Gru in mare: trovato il corpo del giovane operaio

TARANTO –  È stato ritrovato, dopo tre giorni di ricerche, interrotte più di una volta a causa delle condizioni meteo ma anche per la pericolosità delle altre gru, il corpo di Mimmo Massaro, il giovane operaio di Fragagnano precipitato in mare mercoledì mentre era nella cabina di comando di una gru. In una nota, il colosso del siderugico che ha acquisito gli stabilimenti Ilva, subito dopo l’accaduto ha fatto sapere: “A causa delle forti raffiche di vento, una gru operante sul quarto sporgente dello stabilimento ArcelorMittal Italia di Taranto, è stata abbattuta precipitando in mare e una persona risulta dispersa”. La Procura di Taranto ha aperto un fascicolo sull’incidente avvenuto mercoledì sera alle 19,30 nel porto di Taranto, nel molo di ArcelorMittal.

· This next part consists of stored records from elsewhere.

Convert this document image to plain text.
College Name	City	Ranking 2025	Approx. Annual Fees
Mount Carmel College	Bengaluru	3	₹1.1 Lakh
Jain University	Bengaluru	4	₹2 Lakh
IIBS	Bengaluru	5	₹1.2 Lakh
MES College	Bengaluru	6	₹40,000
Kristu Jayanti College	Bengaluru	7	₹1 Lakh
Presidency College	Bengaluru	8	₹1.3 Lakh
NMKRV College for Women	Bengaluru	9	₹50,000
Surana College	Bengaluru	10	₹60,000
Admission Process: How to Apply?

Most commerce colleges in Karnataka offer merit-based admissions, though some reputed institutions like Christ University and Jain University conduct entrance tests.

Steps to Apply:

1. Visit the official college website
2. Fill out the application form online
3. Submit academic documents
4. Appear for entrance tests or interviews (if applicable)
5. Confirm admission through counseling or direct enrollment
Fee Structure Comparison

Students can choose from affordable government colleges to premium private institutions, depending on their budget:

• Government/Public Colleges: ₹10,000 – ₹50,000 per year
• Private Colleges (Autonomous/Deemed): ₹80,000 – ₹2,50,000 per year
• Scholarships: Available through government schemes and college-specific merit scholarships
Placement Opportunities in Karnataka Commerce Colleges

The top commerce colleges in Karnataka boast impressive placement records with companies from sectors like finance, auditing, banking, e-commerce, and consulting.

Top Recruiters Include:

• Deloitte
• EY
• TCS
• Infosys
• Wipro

La gru, alta più di 80 metri, in balìa del vento fortissimo, si è spezzata trascinando in mare l’operaio.

A breve sarà affidato al medico legale l’incarico di qseguire l’autopsia. Indagini in corso per ricostruire la dinamica di quanto accaduto e stabilire in capo a chi siano le responsabilità.

Mimmo massaro è la seconda vittima di quella gru: nel 2012 perse la vita, in un incidente analogo, il 29enne operaio Ilva Francesco Zaccaria. Il padre di quest’ultimo ha urlato tutta la propria rabbia, appena appreso di questa nuova tragedia: “La stessa gru sulla quale è morto mio figlio. Questo fa ancora più male. Come è possibile? La risposta è il profitto” ha detto giovedì mattina, quando si è recato proprio su quel molo.